A survey by Opswat has found low levels of best practice around web application security — despite concerns about the rise in malware attacks in the past year.
According to the zero-trust focused security vendor, this means that critical infrastructure industries are vulnerable.
“Eighty-two percent of organisations with web applications that accept file uploads have increased concerns about malware attacks in the last year, but only eight percent implement security best practices,” Opswat said.
The company said that its poll suggested that about a third of organisations that have taken advantage of the convenience of web applications for file uploads do not also scan all file uploads to detect malicious files.
Also, the majority do not “sanitise” file uploads with content disarm reconstruction (CDR) to prevent unknown malware and zero-day attacks, it said, despite rising risk in the hybrid workplace.

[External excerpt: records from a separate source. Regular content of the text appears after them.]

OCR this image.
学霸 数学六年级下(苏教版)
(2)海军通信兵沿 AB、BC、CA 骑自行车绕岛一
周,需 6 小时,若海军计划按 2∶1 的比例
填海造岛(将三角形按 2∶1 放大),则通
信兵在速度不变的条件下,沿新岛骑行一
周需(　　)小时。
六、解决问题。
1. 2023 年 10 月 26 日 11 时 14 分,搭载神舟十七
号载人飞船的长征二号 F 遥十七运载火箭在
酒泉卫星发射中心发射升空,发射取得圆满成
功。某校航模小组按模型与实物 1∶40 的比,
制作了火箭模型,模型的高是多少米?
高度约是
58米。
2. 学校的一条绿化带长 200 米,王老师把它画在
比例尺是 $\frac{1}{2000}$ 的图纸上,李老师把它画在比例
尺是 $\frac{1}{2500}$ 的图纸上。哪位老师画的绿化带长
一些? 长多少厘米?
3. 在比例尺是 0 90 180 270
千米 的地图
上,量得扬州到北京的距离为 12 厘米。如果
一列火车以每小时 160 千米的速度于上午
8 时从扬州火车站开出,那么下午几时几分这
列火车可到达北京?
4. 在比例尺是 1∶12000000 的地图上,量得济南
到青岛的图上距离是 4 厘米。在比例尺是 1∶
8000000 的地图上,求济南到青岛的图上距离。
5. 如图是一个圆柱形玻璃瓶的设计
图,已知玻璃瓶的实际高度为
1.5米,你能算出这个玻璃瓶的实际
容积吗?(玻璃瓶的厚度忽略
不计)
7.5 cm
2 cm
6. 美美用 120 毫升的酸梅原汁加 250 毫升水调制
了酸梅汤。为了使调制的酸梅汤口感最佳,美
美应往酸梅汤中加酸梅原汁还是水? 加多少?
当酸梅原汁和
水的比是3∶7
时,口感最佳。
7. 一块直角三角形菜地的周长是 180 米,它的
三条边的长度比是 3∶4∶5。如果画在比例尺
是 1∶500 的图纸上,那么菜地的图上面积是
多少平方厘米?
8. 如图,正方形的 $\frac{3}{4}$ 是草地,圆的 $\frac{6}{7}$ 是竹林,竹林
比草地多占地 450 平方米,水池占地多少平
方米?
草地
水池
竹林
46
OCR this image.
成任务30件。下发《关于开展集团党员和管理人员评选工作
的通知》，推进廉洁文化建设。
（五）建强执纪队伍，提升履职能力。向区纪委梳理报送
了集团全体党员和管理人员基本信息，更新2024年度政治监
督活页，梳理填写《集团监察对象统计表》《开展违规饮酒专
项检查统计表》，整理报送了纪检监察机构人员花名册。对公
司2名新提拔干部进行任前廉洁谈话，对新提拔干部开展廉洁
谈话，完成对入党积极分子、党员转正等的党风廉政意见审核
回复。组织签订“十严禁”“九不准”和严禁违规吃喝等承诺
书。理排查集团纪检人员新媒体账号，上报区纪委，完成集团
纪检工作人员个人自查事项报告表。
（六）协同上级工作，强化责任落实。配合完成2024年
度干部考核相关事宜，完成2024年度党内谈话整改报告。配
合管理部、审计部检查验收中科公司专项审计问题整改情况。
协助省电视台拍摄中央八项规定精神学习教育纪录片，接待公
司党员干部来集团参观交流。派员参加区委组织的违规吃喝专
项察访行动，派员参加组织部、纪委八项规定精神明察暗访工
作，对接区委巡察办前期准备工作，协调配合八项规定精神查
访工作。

Opswat notes that the Open Web Application Security Project (OWASP) nonprofit, which tracks the most common risks for web application security and provides best practices for their mitigation, has identified unrestricted file uploads” as presenting risk.
Files can hide malware that can give attackers direct access to organisational IT, systems, information and data, it points out.
Other findings from Opswat’s survey include that 49% of critical infrastructure industries were extremely concerned about the risks of file uploading, compared to 36% of other industries.
“Loss of revenue and reputational damage are top concerns in the event of an attack. Two-thirds of organisations [that we surveyed] with a web application for file uploads are concerned about reputational damage or a loss in business or revenue related to unsecure file uploads,” the company said.
“Organisations aren’t following best practices, they aren’t using comprehensive anti-virus technology effectively, and most are not using CDR technology to prevent known and unknown attacks.”